Carrie Coon is one of the many working moms in Hollywood, but her current job doesn’t just mean she is away from her kids from 9 – 5 or occasionally works a late night. No, as one of the stars of Season 3 of The White Lotus, Coon is on the opposite side of the globe from her kids, filming on location in Thailand.
And before the mom shamers start clutching their pearls and ranting about “abandonment,” Coon has a lot to say about working motherhood that will hopefully change the way busybodies think.
“Trying to balance a successful career, which I’m in the throes of right now, with raising young children means there’s always an opportunity cost,” she told Marie Claire, fully acknowledging that there are cons. “I either have to turn down a really great job or my relationship with my children will suffer on some level.”
Of course, the actress signed on to play the role of Laurie in the hit HBO series, and that has come at an “opportunity cost,” but she says her children are “are incredibly privileged and safe and well cared for.”
“They have wonderful people in their lives who support us,” she said. “However, women at all levels are struggling with this question of work-life balance that is absolutely impossible to achieve.”
Louder for the people in the back: “Absolutely impossible to achieve!” There will never not be a cost, and there will never not be a fly on the wall judging you for the way you work and/or parent. (Yay, motherhood!)

While filming, the “balance”(or maybe we should say “routine,” since “balance” is ever-elusive) Coon found was astounding — in the sense that instead of being a daily practice, it came in chunks. There were stretches of time when she fully worked and/or relaxed, and stretches of time when she was in full mom mode.
“For me, to go away [to film in Thailand] for weeks at a time, I would sleep when I wanted to sleep, somebody was cooking for me, and I didn’t have to clean up. I could read books and I could exercise and take care of myself. I could meditate, and I could go swim in the ocean,” she said. And we know there must be so many moms reading this who are probably equal parts pissed off and pining. Coon got to sleep when she wanted, was waited on hand and foot, and regularly practice self-care? What a sweet deal she seemingly had in comparison to other moms in the trenches of parenthood.
And she is fully aware of that fact.
“Being the arbiter of how I spend my time is something that I don’t know another woman who’s parenting right now has,” she said. “The idea that my career affords me the chance to step away from being a mother and then come back to it so that I can appreciate it on another level is a thing most women don’t get.”
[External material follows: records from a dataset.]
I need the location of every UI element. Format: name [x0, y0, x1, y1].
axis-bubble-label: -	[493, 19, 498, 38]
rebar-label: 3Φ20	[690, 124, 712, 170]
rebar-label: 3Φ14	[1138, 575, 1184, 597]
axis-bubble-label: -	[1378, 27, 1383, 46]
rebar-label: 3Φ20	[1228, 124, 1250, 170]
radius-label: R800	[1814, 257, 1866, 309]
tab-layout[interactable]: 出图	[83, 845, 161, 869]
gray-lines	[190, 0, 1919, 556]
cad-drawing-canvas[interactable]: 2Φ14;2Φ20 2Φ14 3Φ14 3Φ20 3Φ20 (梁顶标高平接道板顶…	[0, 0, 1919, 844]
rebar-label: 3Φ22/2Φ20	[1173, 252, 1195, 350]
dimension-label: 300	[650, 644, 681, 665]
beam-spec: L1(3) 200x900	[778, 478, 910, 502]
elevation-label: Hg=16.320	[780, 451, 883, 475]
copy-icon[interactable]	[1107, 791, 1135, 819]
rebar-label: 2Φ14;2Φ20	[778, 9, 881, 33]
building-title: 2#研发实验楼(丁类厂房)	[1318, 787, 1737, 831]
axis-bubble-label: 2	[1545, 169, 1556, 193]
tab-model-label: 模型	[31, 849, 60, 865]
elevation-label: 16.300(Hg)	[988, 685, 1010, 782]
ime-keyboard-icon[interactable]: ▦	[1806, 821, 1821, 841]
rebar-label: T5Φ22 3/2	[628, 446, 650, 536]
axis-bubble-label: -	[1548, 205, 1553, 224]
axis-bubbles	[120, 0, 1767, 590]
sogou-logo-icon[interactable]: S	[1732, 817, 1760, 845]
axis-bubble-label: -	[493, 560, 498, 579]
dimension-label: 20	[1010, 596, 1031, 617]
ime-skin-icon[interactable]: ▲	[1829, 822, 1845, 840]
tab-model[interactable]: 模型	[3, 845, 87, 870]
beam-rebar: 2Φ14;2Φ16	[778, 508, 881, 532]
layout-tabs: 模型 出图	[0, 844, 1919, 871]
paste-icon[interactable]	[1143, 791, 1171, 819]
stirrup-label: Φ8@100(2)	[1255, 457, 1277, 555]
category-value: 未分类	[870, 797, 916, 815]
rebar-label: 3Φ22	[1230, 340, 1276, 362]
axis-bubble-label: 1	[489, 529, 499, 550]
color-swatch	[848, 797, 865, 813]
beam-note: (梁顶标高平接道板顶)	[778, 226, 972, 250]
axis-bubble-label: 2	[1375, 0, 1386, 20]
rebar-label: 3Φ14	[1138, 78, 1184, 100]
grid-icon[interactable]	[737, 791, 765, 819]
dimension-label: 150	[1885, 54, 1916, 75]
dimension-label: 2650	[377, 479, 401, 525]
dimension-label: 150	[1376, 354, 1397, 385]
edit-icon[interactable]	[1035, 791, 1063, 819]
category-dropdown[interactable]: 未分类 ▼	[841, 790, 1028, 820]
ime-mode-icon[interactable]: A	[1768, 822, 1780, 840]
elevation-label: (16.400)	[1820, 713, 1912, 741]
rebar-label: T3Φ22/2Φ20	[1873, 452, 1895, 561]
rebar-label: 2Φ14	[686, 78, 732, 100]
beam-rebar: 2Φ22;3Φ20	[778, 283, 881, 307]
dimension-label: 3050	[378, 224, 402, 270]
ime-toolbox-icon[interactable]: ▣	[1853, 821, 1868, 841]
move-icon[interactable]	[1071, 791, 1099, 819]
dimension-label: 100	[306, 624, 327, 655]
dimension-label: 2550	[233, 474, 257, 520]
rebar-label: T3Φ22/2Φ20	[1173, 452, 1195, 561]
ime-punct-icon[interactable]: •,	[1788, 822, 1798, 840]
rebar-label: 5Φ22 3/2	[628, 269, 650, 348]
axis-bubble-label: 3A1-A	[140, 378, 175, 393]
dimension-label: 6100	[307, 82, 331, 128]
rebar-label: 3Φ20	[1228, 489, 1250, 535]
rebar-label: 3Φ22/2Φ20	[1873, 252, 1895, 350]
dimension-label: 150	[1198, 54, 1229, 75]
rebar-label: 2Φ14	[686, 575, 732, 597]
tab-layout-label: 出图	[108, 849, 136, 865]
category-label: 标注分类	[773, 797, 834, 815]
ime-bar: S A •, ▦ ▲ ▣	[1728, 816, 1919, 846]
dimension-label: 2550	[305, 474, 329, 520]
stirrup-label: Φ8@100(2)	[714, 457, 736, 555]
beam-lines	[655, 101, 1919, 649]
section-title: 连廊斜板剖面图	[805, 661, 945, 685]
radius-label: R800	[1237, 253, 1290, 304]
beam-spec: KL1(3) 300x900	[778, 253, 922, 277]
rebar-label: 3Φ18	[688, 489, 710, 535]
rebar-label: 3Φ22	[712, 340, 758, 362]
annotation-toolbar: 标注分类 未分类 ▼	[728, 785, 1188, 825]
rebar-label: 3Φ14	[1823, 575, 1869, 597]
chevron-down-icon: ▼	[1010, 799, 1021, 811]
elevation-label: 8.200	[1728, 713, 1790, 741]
She credits her husband Tracy Letts — with whom she shares a son, Haskell (born 2018) and a daughter whose name hasn’t been revealed (born 2021) — with “making space” for her to have this “tremendous gift” to live a creative life and do something she finds “really fulfilling.”
But, to the cynics who might hate on Coon for her ability to do a job she loves and take care of herself — all while taking time away from her young kids — it’s not all unicorns and rainbows. Because when there was free time during filming and her coworkers were jet-setting to Cambodia or Tokyo, she was hopping on an 18-hour flight to go back to her kids.
And when you’re in Mom Mode, there’s no time for trivial things like jet lag.
“I got pneumonia,” she said of the constant travel without sleep. “I was so sick during a lot of that shoot because I had to go back and forth.”
” … I got to go home to New York and do laundry and make dinner and make sure my children are feeling psychologically cared for, and make sure the nannies have the right schedule and that the swimming lessons are scheduled for the summer, and that all the bills are paid for these extracurricular activities,” she continued. “The responsibilities were just overwhelming.”
So fear not, mom shamers, sure Coon has a lot of support that most parents don’t have access to, and sure, she takes time to go pursue a fulfilling career that has enviable perks, but she also tackles the all-consuming tasks of motherhood when she is back with her kids.